Compensatory response of the somatotropic axis from IGFBP-2b gene editing in rainbow trout (Oncorhynchus mykiss)

Authors: Cleveland, Beth; SHIORI, HABARA - Hokkaido University; JIN, OKAWA - Hokkaido University; Radler, Lisa; MUNETAKA, SHIMIZU - Hokkaido University

Submitted to: Genes
Publication Type: Peer Reviewed Journal
Publication Acceptance Date: 12/4/2020
Publication Date: 12/15/2020
Citation: Cleveland, B.M., Shiori, H., Jin, O., Radler, L.M., Munetaka, S. 2020. Compensatory response of the somatotropic axis from IGFBP-2b gene editing in rainbow trout (Oncorhynchus mykiss). Genes. 11, 1488. https://doi.org/10.3390/genes11121488.
DOI: https://doi.org/10.3390/genes11121488

Interpretive Summary: Insulin-like growth factor-I (IGF-I) is the primary growth-promoting hormone in fish, however its signaling capacity is highly regulated by IGF binding proteins (IGFBP). Rainbow trout have 22 IGFBP genes, the roles of which are not well characterized. In this study, gene editing techniques were used in rainbow trout to reduce levels of the most abundant IGFBP in serum (IGFBP-2b) by approximately 80%. Although growth performance was not affected in in these fish, components of the IGF/IGFBP system were differentially affected by the loss of IGFBP-2b. These findings suggest coordinated regulation of IGF/IGFBP system in a manner that maintains IGF-signaling at a level commensurate with nutrient intake. This study improved our understanding of IGF-related mechanisms affecting growth and nutrient utilization in rainbow trout.

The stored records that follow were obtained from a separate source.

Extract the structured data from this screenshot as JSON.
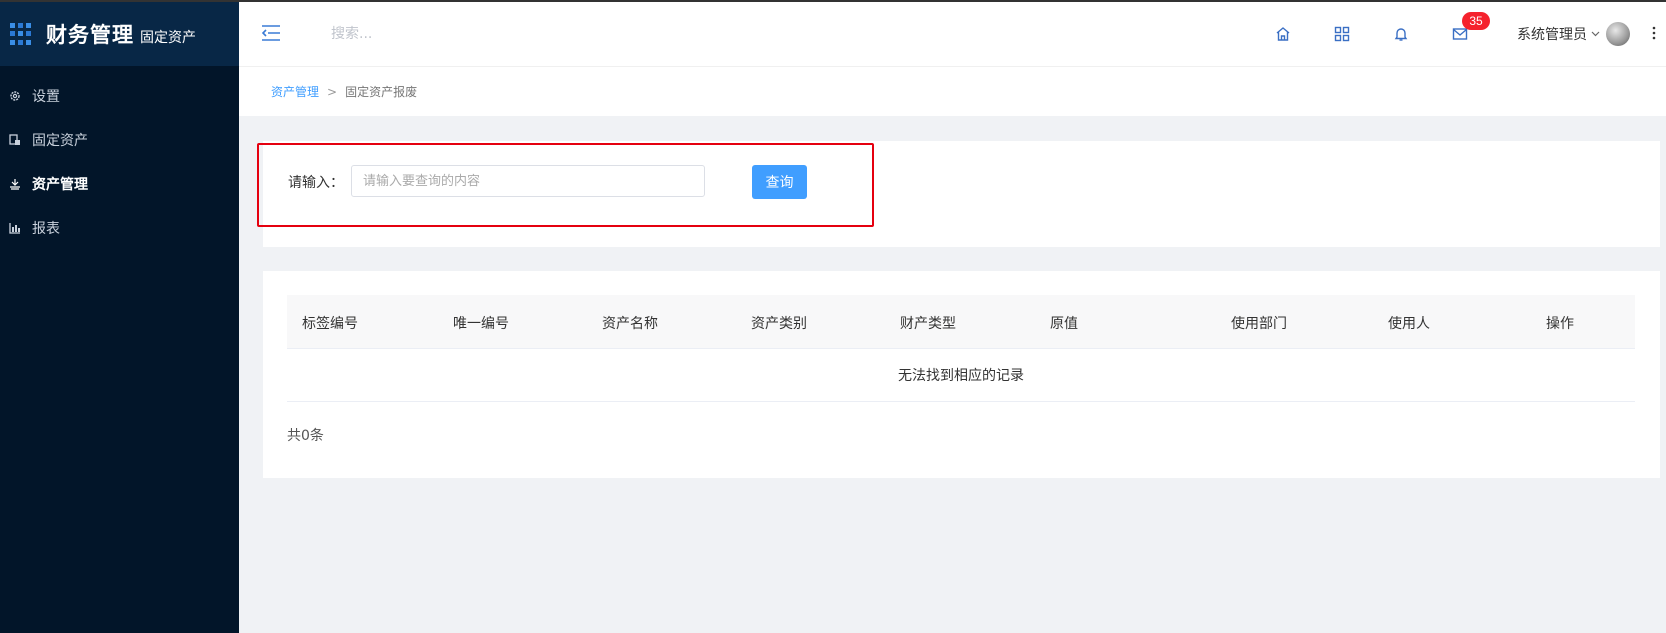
{
  "sidebar": {
    "brand_title": "财务管理",
    "brand_sub": "固定资产",
    "items": [
      {
        "label": "设置",
        "icon": "gear-icon"
      },
      {
        "label": "固定资产",
        "icon": "asset-icon"
      },
      {
        "label": "资产管理",
        "icon": "manage-icon"
      },
      {
        "label": "报表",
        "icon": "chart-icon"
      }
    ],
    "active_index": 2
  },
  "header": {
    "search_placeholder": "搜索...",
    "message_count": "35",
    "username": "系统管理员"
  },
  "breadcrumb": {
    "parent": "资产管理",
    "separator": ">",
    "current": "固定资产报废"
  },
  "search_form": {
    "label": "请输入：",
    "placeholder": "请输入要查询的内容",
    "value": "",
    "button_label": "查询"
  },
  "table": {
    "columns": [
      "标签编号",
      "唯一编号",
      "资产名称",
      "资产类别",
      "财产类型",
      "原值",
      "使用部门",
      "使用人",
      "操作"
    ],
    "empty_text": "无法找到相应的记录",
    "total_text": "共0条"
  },
  "colors": {
    "sidebar_bg": "#021529",
    "brand_bg": "#082746",
    "accent": "#409eff",
    "highlight": "#e5000f",
    "badge": "#f5222d"
  }
}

Technical Abstract: Rainbow trout with gene editing-induced reductions in serum insulin-like growth factor binding protein (IGFBP)-2b exhibit similar growth performance compared to fish without IGFBP-2b gene disruption. The objective of this study is to determine how components of the insulin-like growth factor (IGF)/IGFBP system respond to the reduction in serum IGFBP-2b abundance. Editing the IGFBP-2b genes in rainbow trout resulted in an 83% decrease in serum IGFBP-2b in mutants. This resulted in a 35% reduction in serum IGF-I which was offset by reduced expression of hepatic Igfbp-1a2 and increased muscle Igfr-1a; these responses suggest that an increased IGF-I signaling capacity offset reductions in serum IGF-I. During feed deprivation, differential expression of Igfbp genes support attenuation of the growth inhibitory response, likely due to the further reduction in serum IGF-I that alleviated the need for an IGF-inhibitory response. Unique Igfbp expression patterns occurred during refeeding supported an enhanced IGF-I signaling capacity in controls. Collectively, these findings support that the role of IGFBP-2b is to regulate serum IGF-I concentrations. Compensatory regulation of IGF/IGFBP system genes indicate that adjustments in other IGFBP, both circulating and at the local level, maintain IGF-I signaling at a level appropriate for the nutritional state of the fish.